There is a fair amount of excitement around deep learning, machine learning, and artificial intelligence (AI), especially when it comes to the real potential of these technologies when applied in our factories, warehouses, businesses, and homes. The rate of development of this technology is fast-paced, and understanding the terms and applications will help prepare you for the workplace of the future.

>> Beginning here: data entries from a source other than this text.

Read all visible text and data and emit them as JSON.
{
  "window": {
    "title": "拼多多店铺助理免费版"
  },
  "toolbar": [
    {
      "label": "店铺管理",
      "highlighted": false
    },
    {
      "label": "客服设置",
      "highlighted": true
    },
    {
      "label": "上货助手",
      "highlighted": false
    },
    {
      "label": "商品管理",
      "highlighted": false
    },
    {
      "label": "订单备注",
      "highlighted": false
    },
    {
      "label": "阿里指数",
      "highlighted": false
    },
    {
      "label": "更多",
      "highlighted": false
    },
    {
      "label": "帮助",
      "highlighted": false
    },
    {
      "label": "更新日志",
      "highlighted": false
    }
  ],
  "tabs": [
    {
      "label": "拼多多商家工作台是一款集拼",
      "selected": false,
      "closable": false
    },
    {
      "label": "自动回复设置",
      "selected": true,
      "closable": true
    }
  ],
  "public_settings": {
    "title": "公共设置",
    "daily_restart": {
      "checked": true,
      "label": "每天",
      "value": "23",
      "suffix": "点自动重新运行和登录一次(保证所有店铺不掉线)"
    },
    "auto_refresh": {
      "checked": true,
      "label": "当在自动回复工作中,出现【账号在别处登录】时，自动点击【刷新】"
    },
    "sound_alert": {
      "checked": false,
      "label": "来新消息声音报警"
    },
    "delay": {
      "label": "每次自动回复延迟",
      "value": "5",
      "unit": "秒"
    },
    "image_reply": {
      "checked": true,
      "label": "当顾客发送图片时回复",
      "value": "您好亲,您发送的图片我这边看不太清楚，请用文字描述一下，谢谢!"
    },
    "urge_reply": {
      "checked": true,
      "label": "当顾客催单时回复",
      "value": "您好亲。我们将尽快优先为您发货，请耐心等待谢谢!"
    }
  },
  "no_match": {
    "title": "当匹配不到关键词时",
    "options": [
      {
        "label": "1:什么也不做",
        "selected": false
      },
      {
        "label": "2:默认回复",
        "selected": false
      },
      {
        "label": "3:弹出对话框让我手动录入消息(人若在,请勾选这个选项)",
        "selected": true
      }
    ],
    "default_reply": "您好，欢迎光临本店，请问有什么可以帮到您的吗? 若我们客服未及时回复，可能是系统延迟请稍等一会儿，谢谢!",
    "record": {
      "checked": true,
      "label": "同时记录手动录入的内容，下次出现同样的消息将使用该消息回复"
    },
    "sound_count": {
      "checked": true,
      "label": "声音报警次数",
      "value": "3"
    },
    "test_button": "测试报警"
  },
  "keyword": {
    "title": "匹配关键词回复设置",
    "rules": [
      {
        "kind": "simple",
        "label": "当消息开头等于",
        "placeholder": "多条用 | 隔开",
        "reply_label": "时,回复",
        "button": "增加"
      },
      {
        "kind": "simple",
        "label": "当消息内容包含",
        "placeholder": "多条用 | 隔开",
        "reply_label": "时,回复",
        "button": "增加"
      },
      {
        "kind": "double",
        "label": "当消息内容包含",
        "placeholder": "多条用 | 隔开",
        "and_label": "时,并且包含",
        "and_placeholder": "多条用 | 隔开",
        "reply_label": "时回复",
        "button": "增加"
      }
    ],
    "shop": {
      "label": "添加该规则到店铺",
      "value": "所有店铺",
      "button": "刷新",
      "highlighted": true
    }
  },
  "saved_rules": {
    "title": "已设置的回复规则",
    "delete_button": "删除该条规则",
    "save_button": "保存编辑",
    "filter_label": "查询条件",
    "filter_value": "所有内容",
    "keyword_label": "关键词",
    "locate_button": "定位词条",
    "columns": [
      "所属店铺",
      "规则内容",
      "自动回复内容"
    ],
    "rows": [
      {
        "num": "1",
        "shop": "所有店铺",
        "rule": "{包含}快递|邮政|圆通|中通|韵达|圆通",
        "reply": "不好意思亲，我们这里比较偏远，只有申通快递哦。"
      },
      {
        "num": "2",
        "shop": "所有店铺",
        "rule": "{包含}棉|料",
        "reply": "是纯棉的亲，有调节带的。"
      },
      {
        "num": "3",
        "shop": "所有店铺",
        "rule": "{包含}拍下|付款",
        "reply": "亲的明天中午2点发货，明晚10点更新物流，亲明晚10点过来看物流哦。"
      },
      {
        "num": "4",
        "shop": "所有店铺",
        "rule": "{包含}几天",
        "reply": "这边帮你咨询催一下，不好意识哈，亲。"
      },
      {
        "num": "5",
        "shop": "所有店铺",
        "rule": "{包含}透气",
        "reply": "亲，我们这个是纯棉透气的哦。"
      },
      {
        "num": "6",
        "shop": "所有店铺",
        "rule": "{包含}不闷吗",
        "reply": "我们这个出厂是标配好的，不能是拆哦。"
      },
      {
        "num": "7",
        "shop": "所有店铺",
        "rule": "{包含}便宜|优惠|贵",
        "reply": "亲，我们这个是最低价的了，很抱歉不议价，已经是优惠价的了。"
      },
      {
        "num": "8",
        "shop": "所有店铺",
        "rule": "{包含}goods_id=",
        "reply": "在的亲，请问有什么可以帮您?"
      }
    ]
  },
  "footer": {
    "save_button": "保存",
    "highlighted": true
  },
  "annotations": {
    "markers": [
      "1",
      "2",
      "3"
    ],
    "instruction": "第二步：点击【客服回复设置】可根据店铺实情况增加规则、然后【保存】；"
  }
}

What is reinforcement learning? Reinforcement learning (RL) is a semi-supervised learning model that is used in machine learning (ML), where machines learn through experience, and gain skills without human intervention.1 However, where supervised learning incorporates the answer within the dataset, reinforcement learning is employed by machines and software to discover the best action to bring about the best reward within a certain scenario.2
In more technical terms, RL is a technique that allows an agent to interact with an environment by taking actions in order to maximise the total rewards.3 Consider this metaphor: A young child is handed the TV’s remote control at your house. The scenario can be broken down as follows:
- Environment. The house with the TV, remote control, and the child
- Agent. The child
- State. The current, unaffected state of the house or environment
- Action. The child starts to experiment with the remote
- Next state. The effect that the experimentations or actions have on the environment result in a new, or next state
- Negative reward. If the TV is non-responsive and silent, the child does less of the action. Negative reinforcement or reward results in an action or behaviour being avoided or stopped altogether, thereby strengthening more favourable behaviour4
- Updating policy. The child needs to rethink its actions (update its policy) in order to get a positive response
- Continued learning. The agent will repeat the process, with other actions, until finding an action or policy that leads to a favourable reward. Positive reinforcement is when the strength and frequency of an event is increased due to a particular behaviour or action5
- Maximum reward. This is the ultimate goal for reinforcement learning, such as the child finally getting the TV to work
RL is usually modelled as a Markov Decision Process (MDP)6
What is deep learning?
Deep learning (DL) belongs in the machine-learning family, where artificial neural networks – algorithms that work similarly to the human brain – learn from large data sets.7 At its core, AI enables machines to carry out tasks that would ordinarily need human intelligence. This includes machine learning, of which deep learning is a subset.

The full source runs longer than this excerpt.